Both general and spinal or epidural anesthetic agents usually cause peripheral vasodilation, and most of the commonly used general anesthetic regimens also decrease myocardial contractility. These effects often result in transient mild hypotension or, less frequently, prolonged or more severe hypotension. The decrease in tidal volume caused by general and spinal-epidural anesthesia can close small airways and lead to atelectasis. Epinephrine, norepinephrine, and cortisol levels increase during surgery and remain elevated for 1–3 days. Serum antidiuretic hormone levels may be elevated for up to 1 week postoperatively. There is some evidence that general anesthesia may be associated with a relative hypercoagulable state during the perioperative period. This does not occur with spinal or epidural anesthesia. The degree to which this hypercoagulability contributes to perioperative morbidity is not known.

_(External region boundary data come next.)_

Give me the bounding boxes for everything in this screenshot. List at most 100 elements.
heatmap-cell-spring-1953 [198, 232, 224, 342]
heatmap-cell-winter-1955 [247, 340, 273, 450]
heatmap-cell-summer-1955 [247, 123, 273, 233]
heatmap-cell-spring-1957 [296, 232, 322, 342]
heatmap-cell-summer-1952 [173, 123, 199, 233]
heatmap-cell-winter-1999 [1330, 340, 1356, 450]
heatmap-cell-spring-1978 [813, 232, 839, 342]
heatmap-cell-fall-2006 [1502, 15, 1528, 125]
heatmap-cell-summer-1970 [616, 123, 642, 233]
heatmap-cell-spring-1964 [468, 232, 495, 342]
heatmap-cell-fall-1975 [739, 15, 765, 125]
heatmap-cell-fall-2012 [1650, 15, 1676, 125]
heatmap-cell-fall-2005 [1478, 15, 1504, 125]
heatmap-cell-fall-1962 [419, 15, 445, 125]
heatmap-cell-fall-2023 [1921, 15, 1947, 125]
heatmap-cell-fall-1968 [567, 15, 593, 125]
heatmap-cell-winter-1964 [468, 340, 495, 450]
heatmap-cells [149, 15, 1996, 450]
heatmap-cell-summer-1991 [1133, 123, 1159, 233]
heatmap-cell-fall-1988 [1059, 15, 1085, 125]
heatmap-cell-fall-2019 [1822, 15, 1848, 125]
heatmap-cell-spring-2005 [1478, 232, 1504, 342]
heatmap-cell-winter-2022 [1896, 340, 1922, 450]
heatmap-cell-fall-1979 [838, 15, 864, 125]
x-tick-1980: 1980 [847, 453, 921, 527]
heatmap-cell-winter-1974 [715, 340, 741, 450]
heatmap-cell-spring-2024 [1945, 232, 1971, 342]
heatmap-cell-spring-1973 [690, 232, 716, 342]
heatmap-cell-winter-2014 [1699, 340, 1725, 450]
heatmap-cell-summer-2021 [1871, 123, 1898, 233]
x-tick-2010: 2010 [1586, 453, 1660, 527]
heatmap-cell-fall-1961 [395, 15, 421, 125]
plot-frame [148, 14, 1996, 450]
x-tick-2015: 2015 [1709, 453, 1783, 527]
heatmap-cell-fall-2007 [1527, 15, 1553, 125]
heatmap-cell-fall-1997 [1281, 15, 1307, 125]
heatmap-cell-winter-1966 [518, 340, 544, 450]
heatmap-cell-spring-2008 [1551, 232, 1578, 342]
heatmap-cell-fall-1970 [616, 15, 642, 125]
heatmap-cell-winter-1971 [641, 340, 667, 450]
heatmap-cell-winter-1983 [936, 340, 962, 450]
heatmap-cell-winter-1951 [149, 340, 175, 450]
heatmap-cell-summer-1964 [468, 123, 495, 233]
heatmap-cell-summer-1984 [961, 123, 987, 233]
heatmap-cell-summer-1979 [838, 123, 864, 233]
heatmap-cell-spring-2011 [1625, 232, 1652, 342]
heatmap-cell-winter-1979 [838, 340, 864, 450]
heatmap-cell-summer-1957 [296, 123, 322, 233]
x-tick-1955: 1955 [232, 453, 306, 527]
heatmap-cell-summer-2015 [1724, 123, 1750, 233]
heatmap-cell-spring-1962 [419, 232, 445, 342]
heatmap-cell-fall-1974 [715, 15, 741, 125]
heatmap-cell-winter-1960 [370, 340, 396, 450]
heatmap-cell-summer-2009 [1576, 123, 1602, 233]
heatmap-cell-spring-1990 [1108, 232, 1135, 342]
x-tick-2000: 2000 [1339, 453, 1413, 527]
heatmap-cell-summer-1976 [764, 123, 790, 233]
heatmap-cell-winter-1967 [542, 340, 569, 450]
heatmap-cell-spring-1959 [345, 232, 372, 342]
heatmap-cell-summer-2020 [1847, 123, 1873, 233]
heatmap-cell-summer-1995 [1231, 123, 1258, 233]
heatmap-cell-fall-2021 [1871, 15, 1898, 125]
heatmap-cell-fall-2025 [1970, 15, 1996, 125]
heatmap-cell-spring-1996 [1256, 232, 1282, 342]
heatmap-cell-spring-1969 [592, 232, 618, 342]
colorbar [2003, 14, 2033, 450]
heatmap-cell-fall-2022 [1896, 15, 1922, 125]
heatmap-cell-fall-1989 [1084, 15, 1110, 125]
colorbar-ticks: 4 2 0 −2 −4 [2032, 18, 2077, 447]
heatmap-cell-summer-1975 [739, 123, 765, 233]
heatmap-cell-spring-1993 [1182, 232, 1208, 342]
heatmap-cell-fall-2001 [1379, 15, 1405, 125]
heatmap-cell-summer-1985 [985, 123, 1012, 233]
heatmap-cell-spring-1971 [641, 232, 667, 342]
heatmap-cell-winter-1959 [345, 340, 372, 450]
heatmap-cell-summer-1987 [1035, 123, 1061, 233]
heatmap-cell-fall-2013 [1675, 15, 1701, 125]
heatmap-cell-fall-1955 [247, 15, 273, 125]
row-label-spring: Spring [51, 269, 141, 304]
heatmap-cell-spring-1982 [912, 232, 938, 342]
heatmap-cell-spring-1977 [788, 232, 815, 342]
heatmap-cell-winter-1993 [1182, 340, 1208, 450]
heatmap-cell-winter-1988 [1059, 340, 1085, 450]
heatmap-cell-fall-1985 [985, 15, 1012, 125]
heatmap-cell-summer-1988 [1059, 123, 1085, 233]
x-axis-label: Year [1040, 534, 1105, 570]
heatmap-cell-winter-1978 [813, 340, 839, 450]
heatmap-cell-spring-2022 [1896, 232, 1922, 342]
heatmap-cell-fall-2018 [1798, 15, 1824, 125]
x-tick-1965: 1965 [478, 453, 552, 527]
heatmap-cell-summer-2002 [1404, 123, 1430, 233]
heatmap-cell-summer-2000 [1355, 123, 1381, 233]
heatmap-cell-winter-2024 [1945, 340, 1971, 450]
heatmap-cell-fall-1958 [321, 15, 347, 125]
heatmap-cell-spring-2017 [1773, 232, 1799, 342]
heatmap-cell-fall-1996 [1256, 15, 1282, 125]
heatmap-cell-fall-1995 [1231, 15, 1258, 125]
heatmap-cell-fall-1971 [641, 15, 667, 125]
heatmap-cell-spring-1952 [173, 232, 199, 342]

There is no evidence that spinal or epidural anesthesia is preferable to general anesthesia in terms of cardiac outcomes or overall surgical outcomes. Similarly, there is no conclusive evidence that the routine use of invasive hemodynamic monitoring with pulmonary artery catheters improves surgical outcomes. In general, the choice of anesthetic technique or agent and the decision to use invasive hemodynamic monitoring should be left to the anesthesiologist.